Ibu itu pun tak keberatan untuk diuji. Mulai dari beberapa ayat dalam Al-Qur’an yang dibaca secara acak, hingga beberapa hadis dalam dua kitab itu. Hasil ujinya menunjukkan kalau sang ibu itu memang benar hafal.
“Saya juga tertarik dengan kitab tasawuf seperti Al-Ihya karya Imam Ghazali. Sebegitu tertariknya, saya sudah khatam membacanya lima puluh kali,” ungkap sang ibu.
Kekaguman sang habib kepada ibu itu tak lagi bisa diukur. Luar biasa. Ibu ini benar-benar istimewa, ucapnya membatin.
Tiba-tiba sebuah barang milik ibu itu terjatuh ke lantai pesawat. Ibu itu pun menunduk untuk mengambil barang miliknya. Saat itu, terlihat oleh sang habib sebuah benda berbentuk salib dipegang sang ibu.
Dengan berat hati, sang habib akhirnya menanyakan sempat ia tahan untuk diucapkan, “Maaf, apa ibu beragama Kristen?”
“Oh tidak. Saya sudah keluar dari Kristen,” ucap ibu itu yang diiringi anggukan sang habib.
“Kalung Salib ini peninggalan dari ibu saya yang sudah lama meninggal dunia,” tambahnya lagi.
“Jadi, ibu sekarang sudah beragama Islam?” ucap sang habib untuk memastikan.
“Tidak,” jawab sang ibu di luar yang dibayangkan sang habib.
“Jadi agama ibu apa?” tanya sang habib lagi.
“Saat ini saya tidak beragama,” jawabnya begitu ringan.
“Kenapa ibu tidak masuk Islam? Kalau saja ibu masuk Islam, ibu sudah menjadi seorang ulama,” ucap sang habib mengungkapkan keheranannya.
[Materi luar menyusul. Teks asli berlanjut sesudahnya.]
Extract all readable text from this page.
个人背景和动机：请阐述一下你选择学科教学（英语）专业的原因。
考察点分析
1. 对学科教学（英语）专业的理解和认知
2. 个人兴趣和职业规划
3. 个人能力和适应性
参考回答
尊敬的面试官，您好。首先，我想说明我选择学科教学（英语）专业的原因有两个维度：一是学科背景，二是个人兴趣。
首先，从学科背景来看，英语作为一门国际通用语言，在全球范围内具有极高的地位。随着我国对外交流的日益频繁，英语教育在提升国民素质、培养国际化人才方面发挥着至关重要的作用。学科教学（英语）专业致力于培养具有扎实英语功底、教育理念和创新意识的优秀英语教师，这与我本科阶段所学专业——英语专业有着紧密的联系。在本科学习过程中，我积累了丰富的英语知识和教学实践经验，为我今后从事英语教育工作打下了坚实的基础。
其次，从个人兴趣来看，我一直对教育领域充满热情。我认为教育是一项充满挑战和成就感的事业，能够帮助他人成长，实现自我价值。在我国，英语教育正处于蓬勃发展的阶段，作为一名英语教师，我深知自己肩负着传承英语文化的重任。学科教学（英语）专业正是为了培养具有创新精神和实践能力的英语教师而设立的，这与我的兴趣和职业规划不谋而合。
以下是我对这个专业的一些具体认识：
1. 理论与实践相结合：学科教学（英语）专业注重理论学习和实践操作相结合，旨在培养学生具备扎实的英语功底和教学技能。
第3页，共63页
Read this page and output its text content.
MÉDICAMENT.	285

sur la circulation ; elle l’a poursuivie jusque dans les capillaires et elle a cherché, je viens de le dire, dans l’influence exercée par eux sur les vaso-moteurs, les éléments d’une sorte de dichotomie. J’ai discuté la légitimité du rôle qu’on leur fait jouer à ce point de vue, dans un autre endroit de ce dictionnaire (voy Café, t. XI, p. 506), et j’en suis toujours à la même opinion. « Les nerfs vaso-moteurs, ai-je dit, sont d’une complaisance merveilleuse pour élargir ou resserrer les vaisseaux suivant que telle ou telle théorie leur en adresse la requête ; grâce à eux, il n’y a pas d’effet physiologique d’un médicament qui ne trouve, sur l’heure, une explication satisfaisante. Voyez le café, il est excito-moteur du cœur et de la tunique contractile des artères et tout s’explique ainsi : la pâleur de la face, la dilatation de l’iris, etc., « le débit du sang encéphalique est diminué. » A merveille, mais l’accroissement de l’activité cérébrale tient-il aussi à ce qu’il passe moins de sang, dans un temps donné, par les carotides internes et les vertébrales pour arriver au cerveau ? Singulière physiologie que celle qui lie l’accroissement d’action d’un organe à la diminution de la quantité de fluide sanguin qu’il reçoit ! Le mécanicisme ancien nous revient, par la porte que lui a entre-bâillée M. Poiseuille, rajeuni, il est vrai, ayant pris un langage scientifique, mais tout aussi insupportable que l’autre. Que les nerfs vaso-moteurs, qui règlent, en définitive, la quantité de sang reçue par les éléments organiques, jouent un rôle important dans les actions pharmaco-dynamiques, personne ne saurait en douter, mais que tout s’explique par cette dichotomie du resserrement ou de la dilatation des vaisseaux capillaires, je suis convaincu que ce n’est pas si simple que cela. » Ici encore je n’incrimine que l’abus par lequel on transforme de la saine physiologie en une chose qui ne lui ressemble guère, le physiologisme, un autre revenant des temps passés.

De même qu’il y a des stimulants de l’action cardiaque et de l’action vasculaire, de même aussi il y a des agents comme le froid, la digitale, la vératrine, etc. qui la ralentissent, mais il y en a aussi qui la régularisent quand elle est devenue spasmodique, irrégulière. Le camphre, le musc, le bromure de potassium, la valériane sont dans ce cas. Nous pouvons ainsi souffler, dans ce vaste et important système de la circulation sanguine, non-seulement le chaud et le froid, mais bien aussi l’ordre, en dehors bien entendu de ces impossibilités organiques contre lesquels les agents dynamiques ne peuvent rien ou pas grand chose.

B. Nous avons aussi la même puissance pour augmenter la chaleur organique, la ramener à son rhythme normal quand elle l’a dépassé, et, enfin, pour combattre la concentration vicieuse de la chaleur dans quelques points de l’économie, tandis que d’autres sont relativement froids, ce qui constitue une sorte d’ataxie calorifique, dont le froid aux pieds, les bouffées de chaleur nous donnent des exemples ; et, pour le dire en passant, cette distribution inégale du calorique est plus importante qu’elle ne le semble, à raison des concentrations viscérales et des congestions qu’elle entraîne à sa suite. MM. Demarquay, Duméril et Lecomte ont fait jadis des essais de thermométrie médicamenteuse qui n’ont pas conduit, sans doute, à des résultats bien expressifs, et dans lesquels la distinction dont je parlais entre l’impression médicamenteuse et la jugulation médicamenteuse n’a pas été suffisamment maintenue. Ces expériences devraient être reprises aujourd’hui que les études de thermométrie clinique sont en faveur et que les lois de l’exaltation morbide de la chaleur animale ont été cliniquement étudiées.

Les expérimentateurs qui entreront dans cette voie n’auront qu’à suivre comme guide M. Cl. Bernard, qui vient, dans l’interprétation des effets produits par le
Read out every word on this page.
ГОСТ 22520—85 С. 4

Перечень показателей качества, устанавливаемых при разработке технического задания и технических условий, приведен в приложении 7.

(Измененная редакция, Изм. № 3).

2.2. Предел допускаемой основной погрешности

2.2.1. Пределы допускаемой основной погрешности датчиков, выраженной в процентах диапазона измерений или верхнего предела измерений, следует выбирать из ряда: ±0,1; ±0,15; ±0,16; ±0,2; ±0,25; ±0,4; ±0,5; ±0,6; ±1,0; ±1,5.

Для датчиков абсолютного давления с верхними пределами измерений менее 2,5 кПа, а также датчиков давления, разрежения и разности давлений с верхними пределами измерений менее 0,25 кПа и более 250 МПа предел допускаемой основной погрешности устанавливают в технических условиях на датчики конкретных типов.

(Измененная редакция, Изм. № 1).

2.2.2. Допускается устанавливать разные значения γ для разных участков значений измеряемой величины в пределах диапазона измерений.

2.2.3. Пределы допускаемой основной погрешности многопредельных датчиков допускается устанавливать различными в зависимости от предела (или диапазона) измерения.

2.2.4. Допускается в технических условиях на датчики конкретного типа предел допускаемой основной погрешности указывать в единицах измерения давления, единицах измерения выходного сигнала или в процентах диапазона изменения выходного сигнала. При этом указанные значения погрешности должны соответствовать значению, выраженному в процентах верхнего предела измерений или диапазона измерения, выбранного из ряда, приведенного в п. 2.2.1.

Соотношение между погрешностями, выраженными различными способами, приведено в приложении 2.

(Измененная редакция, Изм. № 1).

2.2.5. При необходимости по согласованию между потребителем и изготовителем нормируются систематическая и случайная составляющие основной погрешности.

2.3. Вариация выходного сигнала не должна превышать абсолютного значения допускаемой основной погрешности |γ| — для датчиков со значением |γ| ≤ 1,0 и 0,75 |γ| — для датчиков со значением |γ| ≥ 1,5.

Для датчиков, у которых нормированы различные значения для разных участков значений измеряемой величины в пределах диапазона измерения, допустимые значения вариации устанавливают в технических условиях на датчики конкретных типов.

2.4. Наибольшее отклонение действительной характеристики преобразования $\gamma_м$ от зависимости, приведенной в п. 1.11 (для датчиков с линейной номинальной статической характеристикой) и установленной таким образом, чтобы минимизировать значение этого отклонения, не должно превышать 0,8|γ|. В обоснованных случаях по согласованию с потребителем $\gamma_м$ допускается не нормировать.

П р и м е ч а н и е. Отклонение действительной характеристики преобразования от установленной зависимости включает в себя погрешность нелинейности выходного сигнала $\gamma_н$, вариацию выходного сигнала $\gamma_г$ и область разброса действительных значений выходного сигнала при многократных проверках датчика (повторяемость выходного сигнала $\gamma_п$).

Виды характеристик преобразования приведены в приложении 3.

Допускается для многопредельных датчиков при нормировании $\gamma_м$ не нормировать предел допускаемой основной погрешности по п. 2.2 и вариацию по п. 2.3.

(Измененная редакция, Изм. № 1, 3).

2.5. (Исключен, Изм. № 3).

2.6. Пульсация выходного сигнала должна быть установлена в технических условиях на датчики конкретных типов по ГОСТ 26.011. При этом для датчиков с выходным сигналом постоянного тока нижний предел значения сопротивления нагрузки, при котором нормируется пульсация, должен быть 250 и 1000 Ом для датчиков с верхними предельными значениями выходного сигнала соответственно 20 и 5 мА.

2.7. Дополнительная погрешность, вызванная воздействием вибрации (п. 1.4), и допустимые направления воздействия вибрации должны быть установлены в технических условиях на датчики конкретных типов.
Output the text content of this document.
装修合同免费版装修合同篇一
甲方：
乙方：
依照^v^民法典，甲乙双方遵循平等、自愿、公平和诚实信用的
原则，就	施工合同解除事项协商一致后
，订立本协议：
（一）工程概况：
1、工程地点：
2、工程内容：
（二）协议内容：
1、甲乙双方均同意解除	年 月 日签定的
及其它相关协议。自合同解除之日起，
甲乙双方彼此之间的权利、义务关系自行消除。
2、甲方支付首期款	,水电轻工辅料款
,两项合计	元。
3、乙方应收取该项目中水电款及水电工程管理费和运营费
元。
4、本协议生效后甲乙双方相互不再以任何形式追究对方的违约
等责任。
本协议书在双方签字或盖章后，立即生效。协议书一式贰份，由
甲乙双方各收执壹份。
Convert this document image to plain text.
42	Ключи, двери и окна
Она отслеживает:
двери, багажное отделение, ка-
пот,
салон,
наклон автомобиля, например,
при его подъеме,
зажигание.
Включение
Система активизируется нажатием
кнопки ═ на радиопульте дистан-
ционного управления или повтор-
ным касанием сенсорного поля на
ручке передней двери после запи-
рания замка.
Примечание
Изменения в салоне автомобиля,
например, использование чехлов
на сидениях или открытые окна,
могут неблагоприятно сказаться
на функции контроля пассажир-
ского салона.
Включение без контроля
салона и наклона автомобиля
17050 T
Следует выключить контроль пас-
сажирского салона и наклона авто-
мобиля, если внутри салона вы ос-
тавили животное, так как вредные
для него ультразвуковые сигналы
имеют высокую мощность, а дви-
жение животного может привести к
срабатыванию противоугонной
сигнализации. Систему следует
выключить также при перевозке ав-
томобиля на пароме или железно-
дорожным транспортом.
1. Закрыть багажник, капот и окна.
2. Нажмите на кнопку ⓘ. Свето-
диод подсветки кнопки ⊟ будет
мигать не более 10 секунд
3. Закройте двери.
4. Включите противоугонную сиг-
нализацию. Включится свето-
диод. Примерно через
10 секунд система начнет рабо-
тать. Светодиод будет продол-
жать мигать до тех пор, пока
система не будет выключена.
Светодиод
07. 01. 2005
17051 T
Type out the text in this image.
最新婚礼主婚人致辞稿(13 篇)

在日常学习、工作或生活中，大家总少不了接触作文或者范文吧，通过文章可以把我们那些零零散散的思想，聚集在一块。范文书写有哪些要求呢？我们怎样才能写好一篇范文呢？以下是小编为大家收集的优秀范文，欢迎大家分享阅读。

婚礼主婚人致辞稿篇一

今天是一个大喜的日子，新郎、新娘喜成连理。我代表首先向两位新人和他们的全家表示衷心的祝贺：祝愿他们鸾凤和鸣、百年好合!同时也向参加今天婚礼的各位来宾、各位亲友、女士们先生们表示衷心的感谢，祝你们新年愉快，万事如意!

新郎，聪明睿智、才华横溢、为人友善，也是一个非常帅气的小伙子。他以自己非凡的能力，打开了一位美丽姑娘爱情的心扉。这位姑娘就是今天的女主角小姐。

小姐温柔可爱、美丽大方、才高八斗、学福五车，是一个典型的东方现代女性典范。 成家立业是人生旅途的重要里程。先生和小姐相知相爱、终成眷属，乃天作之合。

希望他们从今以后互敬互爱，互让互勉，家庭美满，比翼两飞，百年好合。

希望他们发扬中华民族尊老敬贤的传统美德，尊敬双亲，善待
“Ya, mungkin Tuhan belum memberikan hidayah kepada saya,” ucap sang ibu dengan senyum ramah.
**
Hidayah itu mahal. Sangat mahal. Kita menjadi muslim karena ayah ibu kita seorang muslim.
Boleh jadi, tak pernah terpikirkan oleh kita bahwa menjadi muslim itu karena Allah yang memilih kita menjadi muslim. Allah subhanahu wata’ala menganugerahkan hidayah kepada kita.
Kita mungkin tidak hafal tiga puluh juz Al-Qur’an. Tidak juga hafal Kitab Hadis Bulugul Marom, tidak juga Riyadhus Shalihin.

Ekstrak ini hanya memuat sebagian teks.